In Deaf world, we cannot hear what is being said on the TV or Movies so we depend on subtitles and it carry us along too when we are watching along with hearing people. Thanks go to those who initiated subtitles and also to those who have the heart to put the subtitles on TV and movies.

When I applied to Walden University for Masters, (Walden University is an online university), I was told that I would be receiving lectures live online, I asked myself, how am I able to follow up with what is lectured online? So I contacted academic adviser and explained my situation to him. (In my mind, I was thinking that I will be excluded because of the discrimination everywhere), I got a reply from him; he said I should turn on CC that’s Closed Caption. Since then, I have been following up with lectures like others.

The difference between closed captions and subtitles is that we also have subtitles for the deaf and hard of hearing which is known as SDH:

CLOSED CAPTIONS (CC) Closed captions are a text version of the spoken part of a television, movie, or computer presentation. Closed captioning was developed to aid hearing-impaired people, but it's useful for a variety of situations. For example, captions can be read when audio can't be heard, either because of a noisy environment, such as an airport, or because of an environment that must be kept quiet, such as a hospital.

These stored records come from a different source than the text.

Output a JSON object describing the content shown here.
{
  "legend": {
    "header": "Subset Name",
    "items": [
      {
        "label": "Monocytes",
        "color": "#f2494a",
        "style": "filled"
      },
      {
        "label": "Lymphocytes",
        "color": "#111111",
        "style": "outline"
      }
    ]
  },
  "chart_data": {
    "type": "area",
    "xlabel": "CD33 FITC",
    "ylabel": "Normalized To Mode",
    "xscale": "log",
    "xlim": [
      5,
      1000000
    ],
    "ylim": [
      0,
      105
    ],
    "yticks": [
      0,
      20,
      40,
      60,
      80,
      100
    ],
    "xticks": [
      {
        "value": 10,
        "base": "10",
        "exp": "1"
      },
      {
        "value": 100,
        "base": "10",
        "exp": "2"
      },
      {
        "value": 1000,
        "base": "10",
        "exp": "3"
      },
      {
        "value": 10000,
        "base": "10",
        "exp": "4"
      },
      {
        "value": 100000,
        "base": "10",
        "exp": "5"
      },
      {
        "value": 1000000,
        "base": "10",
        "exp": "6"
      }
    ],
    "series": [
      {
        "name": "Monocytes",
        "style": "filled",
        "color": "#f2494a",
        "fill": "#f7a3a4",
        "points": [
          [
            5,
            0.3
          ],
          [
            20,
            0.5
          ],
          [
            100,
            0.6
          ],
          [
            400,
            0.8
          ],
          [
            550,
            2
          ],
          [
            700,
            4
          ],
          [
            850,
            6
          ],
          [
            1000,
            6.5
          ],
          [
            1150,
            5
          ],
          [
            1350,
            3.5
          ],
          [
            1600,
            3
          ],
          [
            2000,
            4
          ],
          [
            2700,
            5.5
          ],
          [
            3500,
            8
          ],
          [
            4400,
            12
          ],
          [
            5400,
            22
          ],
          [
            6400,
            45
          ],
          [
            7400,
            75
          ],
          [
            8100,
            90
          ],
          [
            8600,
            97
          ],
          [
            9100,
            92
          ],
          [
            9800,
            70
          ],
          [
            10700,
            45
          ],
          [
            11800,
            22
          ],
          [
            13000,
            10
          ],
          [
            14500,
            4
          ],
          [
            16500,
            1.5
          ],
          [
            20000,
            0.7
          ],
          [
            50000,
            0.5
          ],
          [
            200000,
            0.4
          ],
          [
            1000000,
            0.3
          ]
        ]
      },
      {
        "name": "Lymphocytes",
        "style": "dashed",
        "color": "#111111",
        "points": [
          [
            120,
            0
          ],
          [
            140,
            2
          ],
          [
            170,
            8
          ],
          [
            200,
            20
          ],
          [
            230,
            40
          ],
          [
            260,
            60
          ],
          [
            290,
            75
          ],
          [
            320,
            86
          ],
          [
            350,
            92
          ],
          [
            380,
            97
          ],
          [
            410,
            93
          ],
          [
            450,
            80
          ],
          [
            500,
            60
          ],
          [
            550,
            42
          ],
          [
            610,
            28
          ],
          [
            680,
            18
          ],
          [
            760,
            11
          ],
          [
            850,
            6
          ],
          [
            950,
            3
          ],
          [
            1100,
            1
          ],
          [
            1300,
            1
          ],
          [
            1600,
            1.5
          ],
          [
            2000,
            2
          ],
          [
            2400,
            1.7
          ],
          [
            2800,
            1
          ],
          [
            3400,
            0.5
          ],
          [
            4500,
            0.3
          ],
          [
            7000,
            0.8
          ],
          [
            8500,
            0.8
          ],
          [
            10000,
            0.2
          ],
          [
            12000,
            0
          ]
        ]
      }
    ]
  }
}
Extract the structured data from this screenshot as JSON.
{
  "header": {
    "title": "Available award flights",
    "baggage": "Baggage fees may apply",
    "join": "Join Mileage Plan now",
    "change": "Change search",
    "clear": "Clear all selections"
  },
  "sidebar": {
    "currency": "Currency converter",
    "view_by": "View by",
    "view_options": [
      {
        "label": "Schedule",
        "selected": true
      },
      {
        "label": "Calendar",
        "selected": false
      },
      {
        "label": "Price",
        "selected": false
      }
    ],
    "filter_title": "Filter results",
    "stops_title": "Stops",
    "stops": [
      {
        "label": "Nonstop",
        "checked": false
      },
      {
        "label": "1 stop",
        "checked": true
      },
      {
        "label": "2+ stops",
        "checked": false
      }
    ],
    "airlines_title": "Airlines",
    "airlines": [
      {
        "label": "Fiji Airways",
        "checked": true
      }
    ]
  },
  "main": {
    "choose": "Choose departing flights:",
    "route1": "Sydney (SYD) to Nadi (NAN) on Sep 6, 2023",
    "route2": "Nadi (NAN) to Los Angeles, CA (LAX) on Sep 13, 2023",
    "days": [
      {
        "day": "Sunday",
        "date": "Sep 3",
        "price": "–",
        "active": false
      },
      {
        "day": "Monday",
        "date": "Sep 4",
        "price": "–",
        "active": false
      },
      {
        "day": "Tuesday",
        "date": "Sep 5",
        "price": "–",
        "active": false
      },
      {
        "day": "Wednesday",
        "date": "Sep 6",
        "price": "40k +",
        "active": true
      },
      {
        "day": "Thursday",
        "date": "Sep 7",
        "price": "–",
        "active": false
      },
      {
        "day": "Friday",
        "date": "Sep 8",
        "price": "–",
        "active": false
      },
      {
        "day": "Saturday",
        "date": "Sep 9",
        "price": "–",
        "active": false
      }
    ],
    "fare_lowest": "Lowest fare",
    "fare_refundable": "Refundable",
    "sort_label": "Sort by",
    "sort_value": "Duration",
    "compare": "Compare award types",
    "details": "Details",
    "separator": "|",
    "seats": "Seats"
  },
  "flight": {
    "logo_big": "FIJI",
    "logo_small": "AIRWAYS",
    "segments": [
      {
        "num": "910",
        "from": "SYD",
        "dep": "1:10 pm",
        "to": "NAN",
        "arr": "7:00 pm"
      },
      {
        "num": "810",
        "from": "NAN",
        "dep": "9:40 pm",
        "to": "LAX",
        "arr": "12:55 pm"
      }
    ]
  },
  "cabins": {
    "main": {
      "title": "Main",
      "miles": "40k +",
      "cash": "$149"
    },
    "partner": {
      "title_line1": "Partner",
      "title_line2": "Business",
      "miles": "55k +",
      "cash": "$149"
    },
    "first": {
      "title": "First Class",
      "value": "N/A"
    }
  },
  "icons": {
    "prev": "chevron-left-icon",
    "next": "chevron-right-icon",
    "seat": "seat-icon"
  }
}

Subtitles are intended for viewers who can hear the audio, but cannot understand the language. They communicate the spoken content but not the sound effects. They are often associated with translation; sometimes, multilingual subtitles are available.

SDH are subtitles in the source language of the video that also include important non-dialogue audio sound effects and speaker identification. While normal subtitles assume the viewer can hear the audio but do not know the spoken language, SDH assume that the viewer cannot hear the audio (like with captions). They are intended to emulate closed captions on media that does not support closed captions, such as Blu-ray.